Era il 6 maggio del 2009: a 35 miglia a sud di Lampedusa, si avvicinava
una nave con a bordo circa 200 persone di nazionalità somala ed
eritrea, tra cui bambini e donne in stato di gravidanza. Il loro
obiettivo: arrivare a Lampedusa.
Ma il loro viaggio subì una brusca interruzione: le autorità
internazionali intercettarono l'imbarcazione e quindi, i migranti furono
trasbordati su imbarcazioni italiane e riaccompagnati a Tripoli contro
la loro volontà, senza essere prima identificati, ascoltati o
preventivamente informati sulla loro effettiva destinazione. Tali
affermazioni trovano riscontrano dalle diverse testimonianze raccolte
dall’UNCHR (l'agenzia delle Nazione Unite rivolta ai rifugiati) e da Human Rights Watch.
Immediata la reazione di Laura Boldrini, raccolta da panorama.it: “(...)

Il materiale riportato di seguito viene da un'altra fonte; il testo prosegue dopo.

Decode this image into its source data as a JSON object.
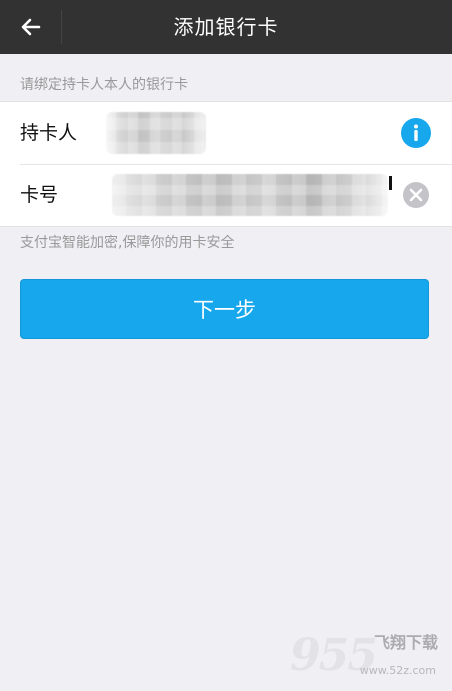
{
  "header": {
    "title": "添加银行卡",
    "back_icon": "arrow-left-icon"
  },
  "hint": "请绑定持卡人本人的银行卡",
  "form": {
    "cardholder": {
      "label": "持卡人",
      "info_icon": "info-icon"
    },
    "card_number": {
      "label": "卡号",
      "clear_icon": "clear-icon"
    }
  },
  "secure_note": "支付宝智能加密,保障你的用卡安全",
  "next_button": "下一步",
  "colors": {
    "header_bg": "#323232",
    "accent": "#16a7ec",
    "page_bg": "#efeff4"
  },
  "watermark": {
    "digits": "955",
    "brand": "飞翔下载",
    "url": "www.52z.com"
  }
}
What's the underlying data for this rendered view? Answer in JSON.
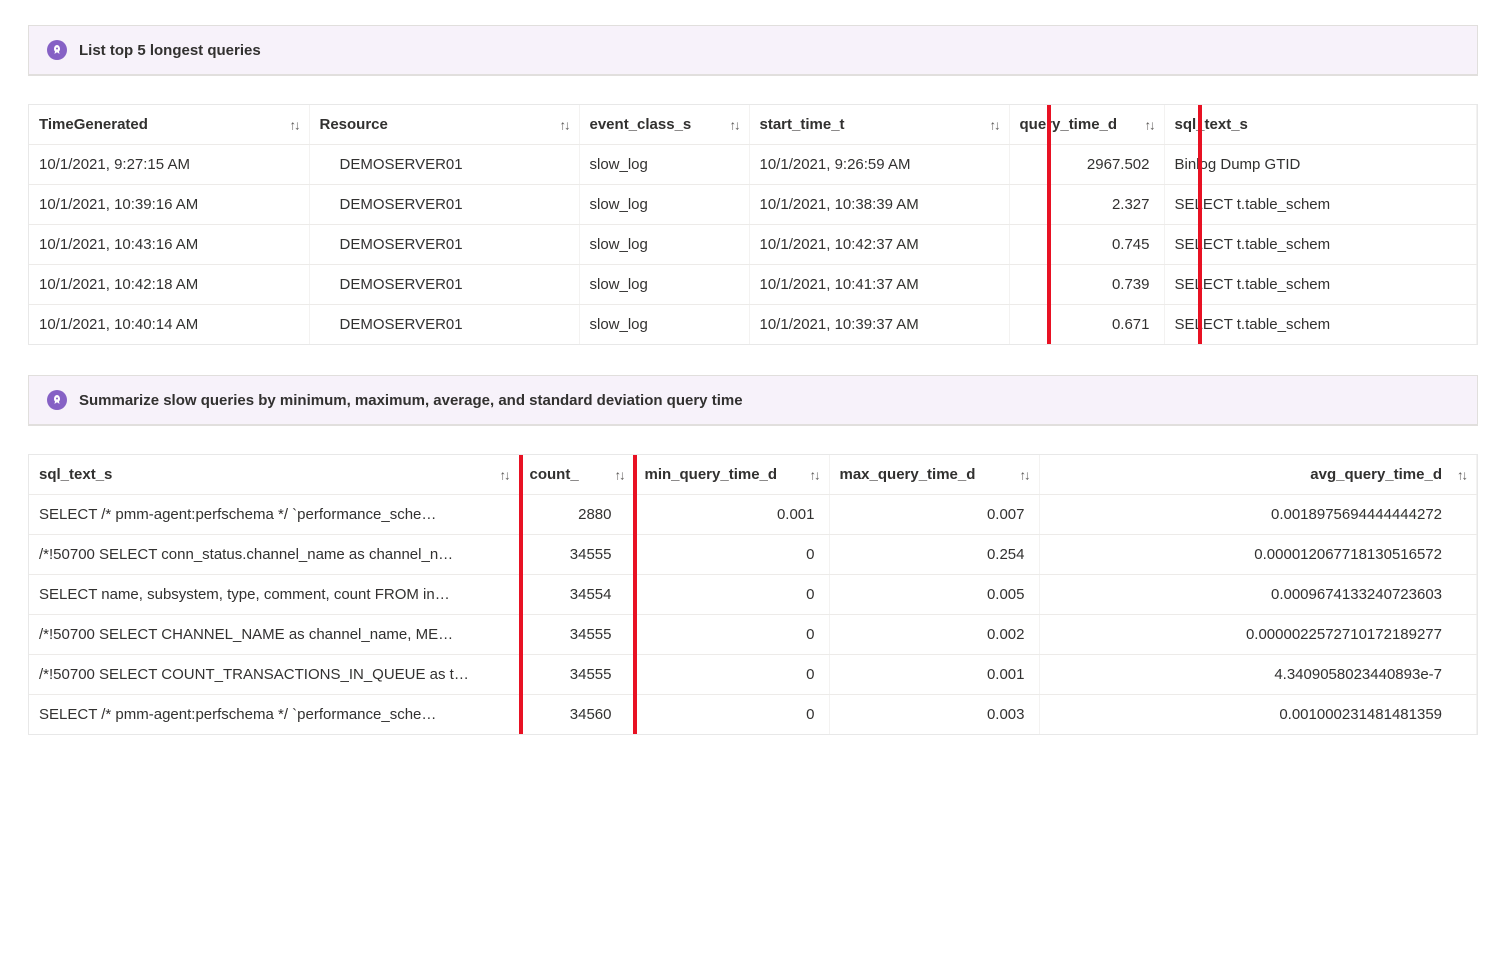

la situazione ci preoccupa enormemente (...) A queste persone non è
stata data possibilità di fare domanda d’asilo. La Libia non è un paese
democratico e non ha ratificato la convenzione di Ginevra. La sua
applicazione del diritto d’asilo è quantomai insufficiente, mentre il
50% dei richiedenti asilo sbarcati a Lampedusa l’anno scorso ha
ottenuto protezione dall’Italia (...)”
Di altro avviso l'allora Ministro dell'Interno, Roberto Marino, il
quale, secondo quanto riportato da repubblica.it, affermava: "(...) può
rappresentare una svolta nel contrasto all'immigrazione clandestina. Un
risultato storico (....) un nuovo modello di contrasto in mare di chi
cerca di arrivare illegalmente (...) non ha a che fare con chi chiede
asilo: i clandestini non arrivano sul territorio nazionale ma vengono
respinti alla frontiera, valutare le richieste di asilo non è quindi
compito del governo italiano (...)".
Sono passati quasi 3 anni, durante il quale oltre 20 dei migranti sono
stati rintracciate e, quindi, insieme agli avvocati Anton Giulio Lana e
Andrea Saccucci (dell’Unione forense per la tutela dei Diritti Umani),
si sono rivolti alla Corte per i Diritti umani di Strasburgo.
La sentenza è giunta ieri, 23 febbraio 2012:
Lo stato italiano è stato condannato per la violazione dell’articolo 3
della Convenzione sui diritti umani, in quanto i ricorrenti furono
esposti al rischio di maltrattamenti in Libia e al rimpatrio in Somalia o
Eritrea.
Inoltre è stato violato l’articolo 4 del Protocollo n.4 della
Convenzione, (proibizione dei respingimenti collettivi), e l’articolo 13
della medesima Convenzione, dovuta all'impossobilità per i ricorrenti
di presentare dei reclami prima che venisse applicato il provvedimento
di espulsione.
Questo comporterà, tra l'altro, il versamento di un risarcimento, da
parte dello stato italiano, di 15'000 Euro (più le spese processuali) a
22 dei 24 migranti.
Cosa se ne deduce? Che anche gli stessi stati non possono agire
contrariamente alle leggi stabilite del comune buon senso e
dell'umanità.
Ma andiamo anche oltre al fatto che "chi sbaglia paga", perché credo
fermamente che, soprattutto in virtù della stessa sentenza, non si debba
certo discutere di chi abbia sbagliato.
Anche se non volessimo vedere la cosa sotto un aspetto umanitario, ma in
ottica pragmatica, possiamo giungere a un'unica conclusione:
l'ennesima mossa precipitosa per generare facile consenso (perlopiù
basata su argomenti disumanizzanti come la xenofobia e il razzismo)
porta a delle conseguenze. E a qualcuno non frega niente di cosa abbiano
dovuto patire quelle persone, dovrà pur riconoscere che un tale gesto
viene quindi pagato dalla collettività. L'ennesimo prestigio personale
celebrato con miopia verso il bene più grande al quale si ha scelto di
aderire. Inoltre, a quanto riferito ieri dal radiogiornale del Sole 24
ore, questi stessi migranti dovranno avere la possibilità di ricevere
asilio in Italia.
In pratica, una scelta azzardata ha come esito un "nulla di fatto", a
cui vanno aggiunti il miscredito internazionale e, non dobbiamo mai
dimenticarlo, la sofferenza a cui sono state sottoposte queste persone,
le quali non potranno essere, per una volta, considerate delle pedine
sulla crudele scacchiera della politica.